There’s a quick discussion on the priority of this issue. Only a small number of customers are affected so it’s not a showstopper that requires an immediate fix in production. It looks likely to be classed as either ‘Critical’, it will be fixed in the next release, or ‘Major’, it will be planned into a later iteration. They decide on ‘Critical’ but will downgrade it to ‘Major’ if there is an easy workaround.
In the meantime there are hundreds of customers with orders in limbo- a workaround needs to be identified. One of the developers pairs with the support person and together they see the workflow wasn’t triggered due to lost messages. So the workaround is to generate these messages and drop them into the system. Great news indeed, now we can update customer services letting them know a bug has been raised and its priority set to ‘Major’ and that the workaround has been applied for all affected orders. We add the workaround to the ticket and the bug card gets a nice blue sticker as it’s a manual workaround but doesn’t require a huge amount of effort.

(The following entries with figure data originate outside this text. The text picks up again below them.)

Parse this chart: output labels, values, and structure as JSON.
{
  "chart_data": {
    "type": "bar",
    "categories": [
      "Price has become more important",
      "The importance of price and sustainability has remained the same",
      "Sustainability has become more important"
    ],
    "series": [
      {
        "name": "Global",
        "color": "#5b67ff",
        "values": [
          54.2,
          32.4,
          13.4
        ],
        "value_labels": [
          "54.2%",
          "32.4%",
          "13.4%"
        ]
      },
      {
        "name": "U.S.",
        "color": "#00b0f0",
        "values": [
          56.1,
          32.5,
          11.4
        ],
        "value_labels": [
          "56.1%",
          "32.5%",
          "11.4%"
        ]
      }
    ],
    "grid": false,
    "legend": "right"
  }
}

Next morning at stand-up the bugs raised that previous day are discussed and the cards in the ‘New’ column are moved into ‘In Progress’. After stand-up the team go through the board and people take ownership of the workarounds that need to be played that day.
A call comes through from Sales, they’re very appreciative that the issue raised the previous day has been investigated so quickly and that it is being treated as major. They want to give you flowers. They want to know what time today the fix goes into production. When they hear it’s not even planned to go into production anytime soon and that 'Major' is not a high priority you’re passed on to the Sales Director who takes back the offer of flowers and in return shouts some quite colourful expletives down the phone. As it turns out there’s an advertising campaign set to start the following week and they are hoping for millions of sales of this one product range. Also we really want those flowers so the bug gets raised to the highest priority.
Two weeks later at the retrospective one of the points raised was a support team member getting shouted at by senior management and while the team discuss briefly hiring professional hit-men the action that comes out is to involve the stakeholder in the prioritising of bugs in the first place.
So when the agile support team confirms a production issue their initial analysis will follow a process similar to the following:
- Quantify orders affected
- Liaise with relevant team
- Raise issue-tracking ticket with appropriate priority
- Identify workaround
- Collate logging information
Now the issue has been highlighted and is in the development pipeline support still has work to do, the following steps will be repeated on a regular basis:
- Update business
- Implement work around
- Keep issue visible
Bug cards are kept on the task board with stickers denoting the type of workaround. Without cards to represent the various issues it’s all too easy to lose sight of them and the necessary workarounds won’t happen. Not every issue can be fixed immediately and in the meantime the business can suffer if workarounds are not implemented on a regular basis. Until the issue is fixed in production the bug card should remain on the board. The board enables issue visibility to the team and allows anyone outside the team to get a feel for the current production issues.
Support stand-ups ensure the whole team is aware of current issues. Involved discussion should be avoided otherwise the stand-up could take days! Only the summary of the issue should be mentioned at stand-up and then if anyone has questions on it they can take it offline.